Only execution remains

How exactly the new death penalty provisions will be applied in practice is still an open question. Laevsky, for example, does not believe that Belarusian courts will decide in the near future to impose death sentences in apparently political cases, as there is a risk of “absolutely unpredictable public reaction”.

However, the Lukashenka regime has repeatedly demonstrated its readiness to take the toughest and most scandalous measures in order to achieve its political goals. In this sense, the “execution amendments,” and the increasing use of especially serious articles of the criminal code against opponents of the authorities, look like a completely natural phenomenon.
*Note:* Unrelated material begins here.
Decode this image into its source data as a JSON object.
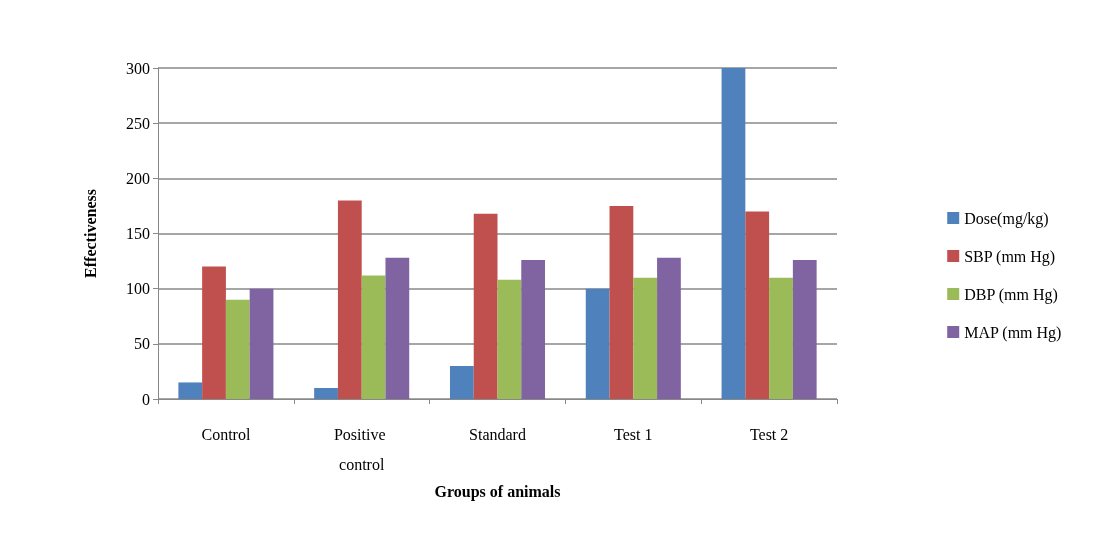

Today, in Belarus, participation in a peaceful protest action, a performance, a live stream, as well as writing an inscription on a road or a piece of graffiti on a fence, or a post on social networks can offer grounds for criminal prosecution. A person can be sent to jail for a long time for such harmless acts. If that is the case, then the punishment for partisan actions against railway infrastructure or the property of government officials should be much worse. This is the logic of Belarus’s new totalitarian system: if painting a red stripe on hay bales is charged as “malicious hooliganism”, then a punctured tyre is deemed a “terrorist attack”.

In the two years after the protests that shook the regime, the Lukashenka regime has used unlimited repression against Belarusian society. But it has still not completely ‘pacified’ it, and its arsenal of threats has begun to be exhausted. Now, it appears, only execution remains.